Cette thèse peut paraître tout à fait inacceptable, invraisemblable, mais si l'on regarde le monde d'aujourd'hui, force est de constater que nous en sommes là. Le monde en est là, du fait de la science et des techniques

L'univers chrétien a permis le développement des sciences comme cela ne s'est pas produit ailleurs et cela ne s'est pas fait sans rapport avec le message chrétien. Le judéo-christianisme a provoqué la fin de toute idéologie, la fin en particulier du sacré dans la nature, d'où est venue la possibilité d'étudier les lois scientifiques. Notre univers technologique et scientifique est un produit, un sous-produit indirect de la désacralisation judéo-chrétienne. Il ne faut donc pas s'étonner que nous vivions dans un univers où les mécanismes de la violence humaine sont dénoncés. Mais, du fait même, les moyens de la violence se sont développés et, aujourd'hui, ils sont tels que nous pouvons effectivement mettre fin à la vie sur la terre.

3. L'explosion finale est différée

Certes, l'explosion finale n'a pas encore eu lieu mais personne ne peut dire qu'elle ne se produira pas ! Elle ne s'est pas encore produite, pourquoi ? Parce qu'à un certain niveau les hommes ont renoncé au déploiement de la violence totale : au niveau de l'emploi des armes atomiques, au niveau des relations entre les hommes d'état...

La planète vit encore, pour des raisons multiples qui ne tiennent pas toutes à la beauté, au Royaume, ni au Christ, mais davantage à une certaine prise de conscience de l'unité de l'humanité... Ce délai, ce suspens, cette possibilité différée, de destruction massive, n'est pas sans avoir une certaine valeur démonstrative. Cela montre que le Royaume n'est pas un rêve, une utopie ni l'affaire de quelques élites morales ou religieuses. Celui-ci est une réalité de l'histoire, inscrite dans le cœur de l'histoire, le seul avenir possible lorsque les mécanismes sacrificiels ne fonctionneront plus.

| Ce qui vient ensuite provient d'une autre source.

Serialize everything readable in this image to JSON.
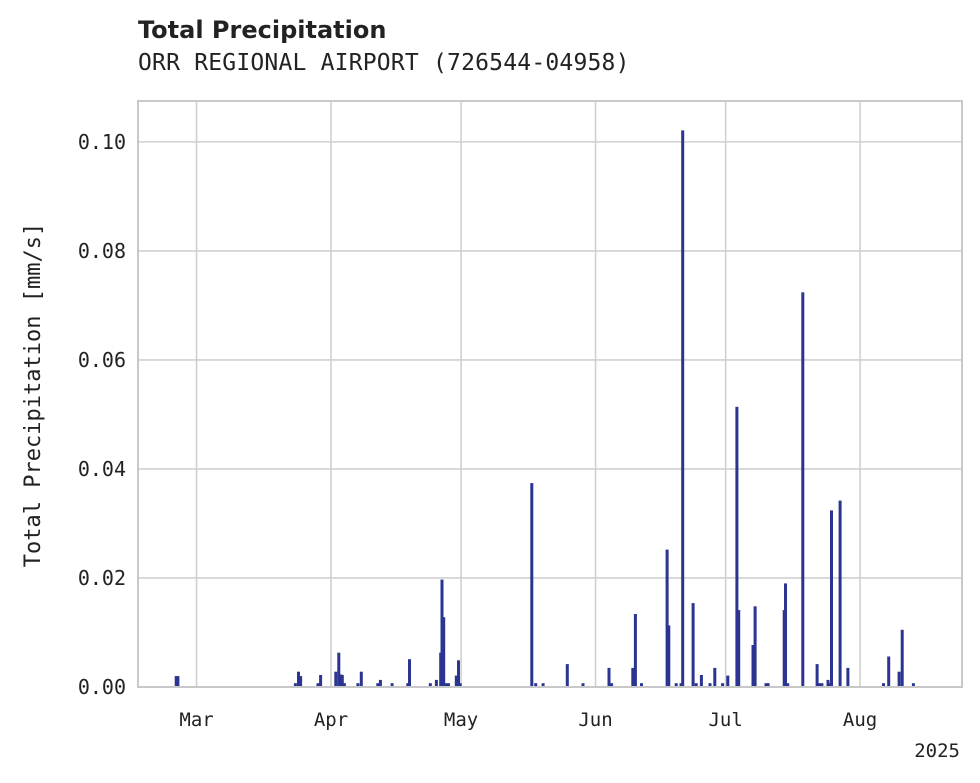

Notre histoire devient de plus en plus dangereuse. Les hommes, le monde entier, se trouve de plus en plus exposés à la violence absolue. L'alternative du Royaume de Dieu, loin donc d'être une utopie généreuse, correspondant à une conversion plus ou moins radicale, mais facultative, qu'on pourrait choisir ou non, est en fait inscrite d'office dans la réalité la plus terrible (et la plus grandiose d'une certaine façon) de notre univers.

Le sort de l'humanité est remis entre nos mains. Le message biblique n'est pas seulement affaire de textes, il est inscrit dans la réalité, dans le devenir de notre histoire elle-même.